Personal information
- Nationality: Morocco
- Born: 26 January 1982 (age 44) Khemisset, Morocco
- Height: 1.78 m (5 ft 10 in)
- Weight: 62 kg (137 lb)

Sport
- Sport: Athletics
- Event: Long-distance running

Achievements and titles
- Personal best: 5000 m: 13:02.84 (2008)

= Mourad Marofit =

Moroccan long-distance runner

Mourad Marofit (مراد ماروفيت; born January 26, 1982, in Khemisset) is a Moroccan long-distance runner. He set his personal best time of 13:02.84, by winning the men's 5000 metres at the KBC Night of Athletics in Heusden-Zolder, Belgium.
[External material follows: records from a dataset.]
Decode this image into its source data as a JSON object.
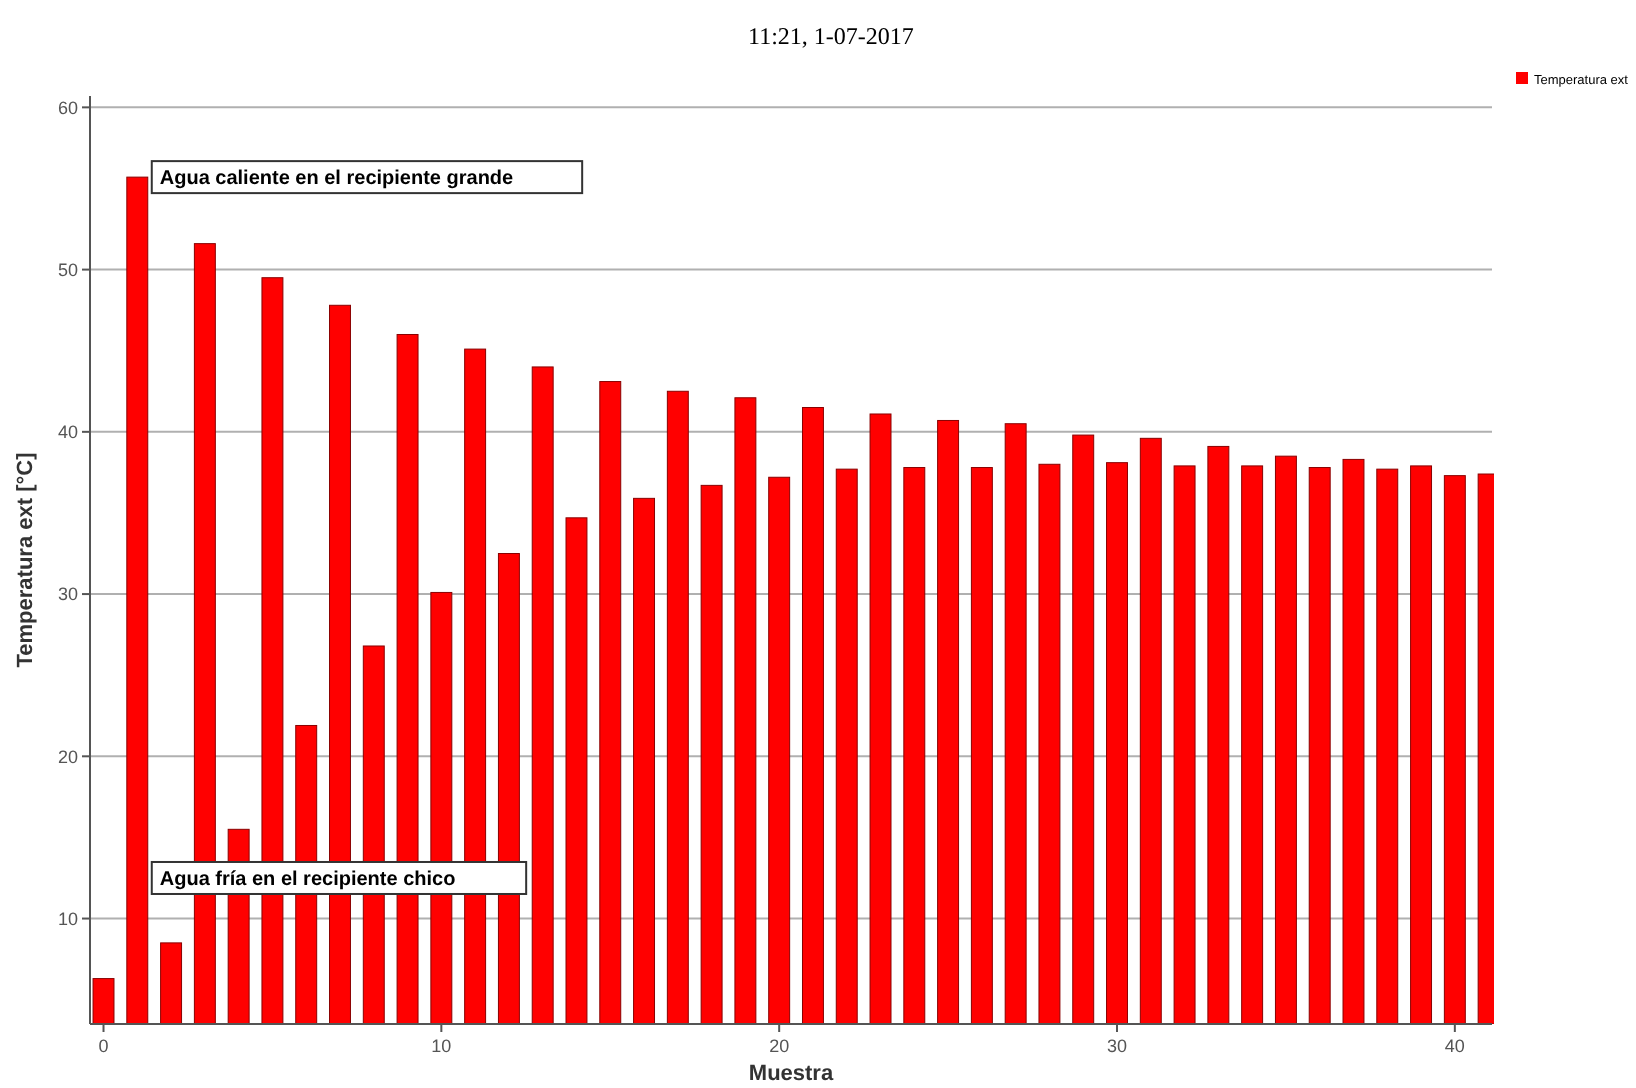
{
  "chart_data": {
    "type": "bar",
    "title": "11:21, 1-07-2017",
    "xlabel": "Muestra",
    "ylabel": "Temperatura ext [°C]",
    "x": [
      0,
      1,
      2,
      3,
      4,
      5,
      6,
      7,
      8,
      9,
      10,
      11,
      12,
      13,
      14,
      15,
      16,
      17,
      18,
      19,
      20,
      21,
      22,
      23,
      24,
      25,
      26,
      27,
      28,
      29,
      30,
      31,
      32,
      33,
      34,
      35,
      36,
      37,
      38,
      39,
      40,
      41
    ],
    "series": [
      {
        "name": "Temperatura ext",
        "color": "#ff0000",
        "values": [
          6.3,
          55.7,
          8.5,
          51.6,
          15.5,
          49.5,
          21.9,
          47.8,
          26.8,
          46.0,
          30.1,
          45.1,
          32.5,
          44.0,
          34.7,
          43.1,
          35.9,
          42.5,
          36.7,
          42.1,
          37.2,
          41.5,
          37.7,
          41.1,
          37.8,
          40.7,
          37.8,
          40.5,
          38.0,
          39.8,
          38.1,
          39.6,
          37.9,
          39.1,
          37.9,
          38.5,
          37.8,
          38.3,
          37.7,
          37.9,
          37.3,
          37.4
        ]
      }
    ],
    "xlim": [
      -0.4,
      41.1
    ],
    "ylim": [
      3.5,
      60.7
    ],
    "xticks": [
      0,
      10,
      20,
      30,
      40
    ],
    "yticks": [
      10,
      20,
      30,
      40,
      50,
      60
    ],
    "grid": "y",
    "legend": "top right",
    "annotations": [
      {
        "text": "Agua caliente en el recipiente grande",
        "x": 1,
        "y": 55.7
      },
      {
        "text": "Agua fría en el recipiente chico",
        "x": 1,
        "y": 12.5
      }
    ]
  }
}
Marofit represented Morocco at the 2008 Summer Olympics in Beijing, where he competed for the men's 5,000 metres. He ran in the second heat against thirteen other athletes, including Kenya's Edwin Cheruiyot Soi, who later won the bronze medal in the final. He finished the race in eighth place by five seconds behind New Zealand's Adrian Blincoe, with a time of 14:00.76. Marofit, however, failed to advance into the final, as he placed thirtieth overall, and was ranked farther below four mandatory slots for the next round.